Дорога назад казалась невыносимо долгой. Но скрипнули тормоза, я вбежал в здание аэровокзала и через служебный вход влетел на четвёртый этаж.
– Вот, письменное указание генерального директора, – ещё задыхаясь, выпалил я и протянул диспетчеру салфетку.
– Что это за филькина грамота? – дежурный брезгливо скривил рот.
– Так у него сегодня день рождения. Я его в ресторане нашёл. Откуда там бумага? А я не пойму, что вас не устраивает? – стал напирать я, – текст написан собственноручно, подпись, дата, печать – всё на месте. Что ещё надо?
– А что же он, позвонить не мог?
– Пытался, но в «Лесной поляне» телефонная линия из-за дождя повредилась.
– А если Гурген ко мне явится, что делать?
– Генеральный просил передать, что если он хоть одно недоброе слово в ваш адрес скажет, сразу звоните ему. Быстро разберётся.
Диспетчер сунул салфетку в карман.
– Постойте, салфетку отдайте. Я должен её отвезти обратно или передать с кем-нибудь.
– А как я потом докажу, что было такое указание?
– Но ведь, если бы он позвонил вам по телефону, у вас тоже бы не было никаких доказательств, так? Верните. В противном случае, ему это не понравится.
– Ладно, – вздохнул Макарычев, – забирай.

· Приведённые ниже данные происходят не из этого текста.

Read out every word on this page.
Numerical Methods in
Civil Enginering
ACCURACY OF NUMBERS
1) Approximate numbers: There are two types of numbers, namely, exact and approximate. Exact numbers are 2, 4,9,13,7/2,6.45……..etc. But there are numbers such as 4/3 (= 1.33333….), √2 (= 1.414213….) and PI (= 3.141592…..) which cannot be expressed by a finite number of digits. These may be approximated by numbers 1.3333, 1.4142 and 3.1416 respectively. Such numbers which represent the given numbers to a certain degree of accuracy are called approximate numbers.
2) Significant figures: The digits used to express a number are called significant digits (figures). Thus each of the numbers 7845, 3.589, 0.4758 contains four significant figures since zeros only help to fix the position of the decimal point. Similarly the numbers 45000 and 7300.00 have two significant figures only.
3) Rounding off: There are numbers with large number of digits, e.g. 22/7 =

А как насчёт трёхсот баксов?
– Мы с вами, примерно, одной комплекции, – с этими словами я снял свою новую кожаную куртку и отдал ему. – Думаю, подойдёт. Я в ней и месяца не проходил. А денег у меня нет. Честно.
– Странный ты, Валера, какой-то, – покачал головой диспетчер. – Целый самолёт пригнал. Грузовики с фруктами, сыром, колбасой грузишь, а говоришь, что без копейки… Знаешь ты кто?
– Кто?
– Новый русский с дыркой в кармане! – хохотнул он и бережно повесил мою кожанку на свою вешалку.

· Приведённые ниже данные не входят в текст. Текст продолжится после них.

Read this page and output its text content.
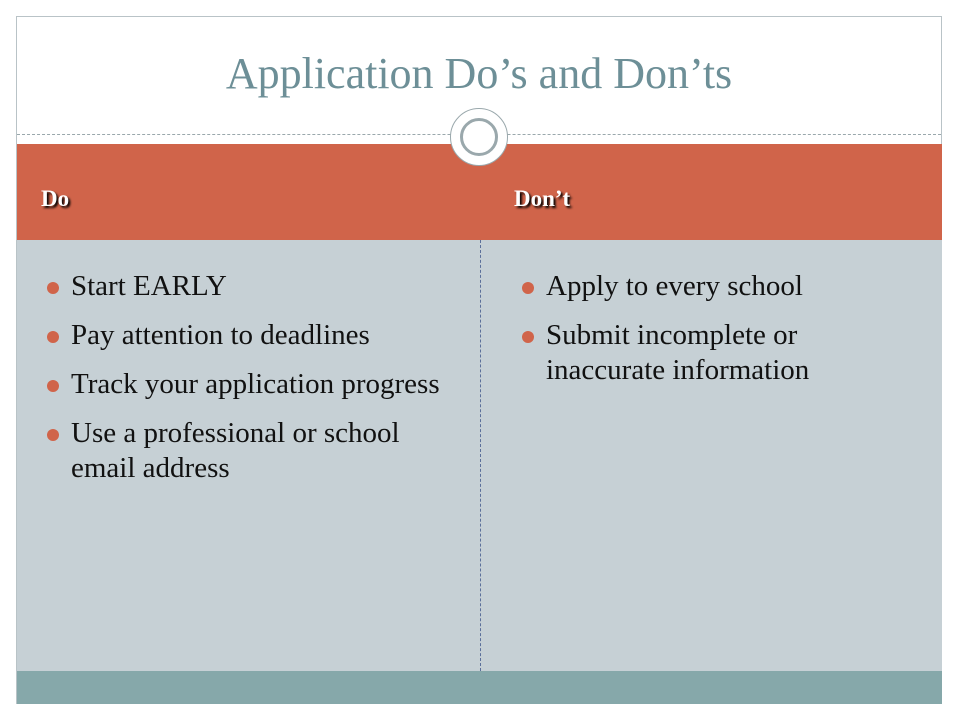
Application Do’s and Don’ts
Do	Don’t
Start EARLY
Pay attention to deadlines
Track your application progress
Use a professional or school email address
Apply to every school
Submit incomplete or inaccurate information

А я всё стоял и не уходил.
– Чего ждёшь-то?
– Дайте команду на заправку. А то знаю я вас…
– Нет, ну посмотрите на него, а? – он взмахнул руками. – Не верит!
Макарычев нажал на кнопку переговорного устройства и вызвал службу ГСМ. Он долго и подробно объяснял, что надо делать. На том конце неохотно согласились. К счастью, оказалось, что экипаж ИЛ-76 был ещё на месте.
Я уже хотел выйти, как диспетчер протянул мне свою матерчатую куртку, вероятно, ещё советского пошива.
– Дарю. Когда новую купишь, эту можешь выбросить.
– О! вот это по-честному, – обрадовался я. – Мой пуховик в самолёте остался. А мне ещё по взлётке бегать. Обратно полетим ещё часа через три.
Не знал я тогда, что совсем скоро мне придётся бегать не только по взлётной полосе, но и по размокшей от грязи пахоте.